Intel spawns new solar startup
by Amy Westervelt - 6.23.08

SANTA CLARA, CALIF.

Intel announced last week its decision to spin an internal solar start-up off into a new, separate company called SpectraWatt. SpectraWatt was incubated by the company’s “New Business Initiatives” group and funded by a $50 million investment round due to close by late 2008 and led by Intel Capital, with participation from Cogentrix Energy, a wholly owned subsidiary of the Goldman Sachs Group; PCG Clean Energy and Technology Fund (“CETF”); and Solon AG.

The initiative that later became SpectraWatt began in 2004 when CEO and then-general manger of Intel’s New Business Initiatives group Andrew Wilson pitched the idea. “There’s a fair amount of crossover in core technologies between Intel’s core processor business and making silicon cells,” says Wilson, “and there are overlaps in terms of manufacturing, supply chain management, equipment maintenance and development.

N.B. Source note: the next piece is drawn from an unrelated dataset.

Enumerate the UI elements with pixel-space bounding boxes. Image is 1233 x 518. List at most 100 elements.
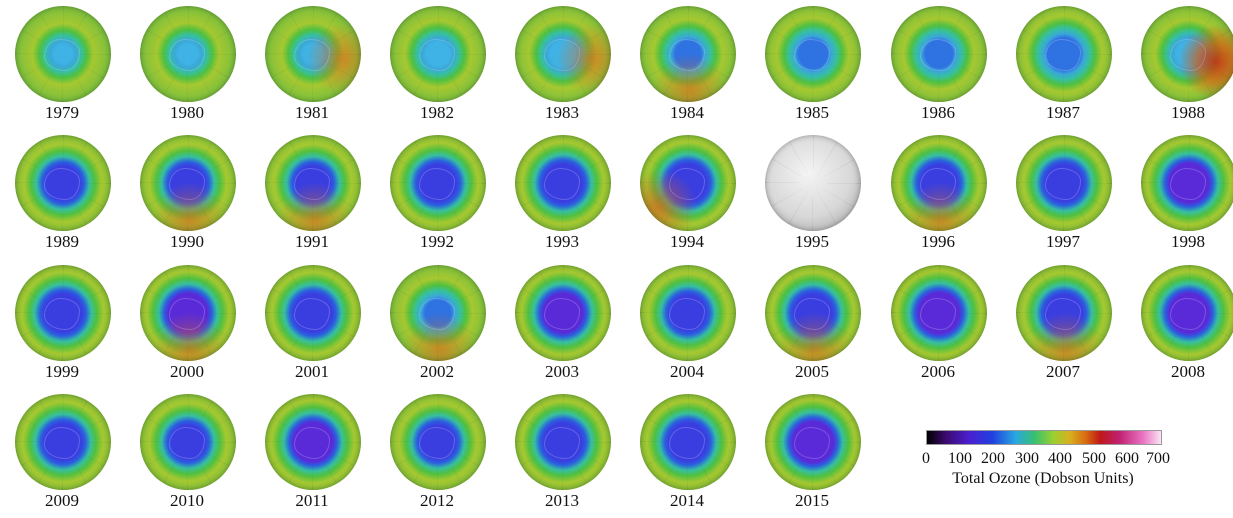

Where the two begin to differ is in financing—the throughput required to realize meaningful revenue is very different in solar than it is in processors.”

Although just officially launched as its own company, SpectraWatt plans to break ground on an R&D and full-scale manufacturing facility in Hillsboro, Ore., in the latter half of 2008, and begin shipping silicon cells to solar module manufacturers by mid-2009. Although Wilson declines to disclose any specific deals, he hints at customers already in place.

“Let’s just say all the necessary business components to realize financial success are in place, and we are optimistic that we won’t need any additional equity rounds until we’re ready to really expand the business,” Wilson says.

The company opted to site its facility in Oregon in order to take advantage of the state’s Business Energy Tax Credit (BETC) as well as easy access to clean hydropower and plentiful water resources, according to Wilson.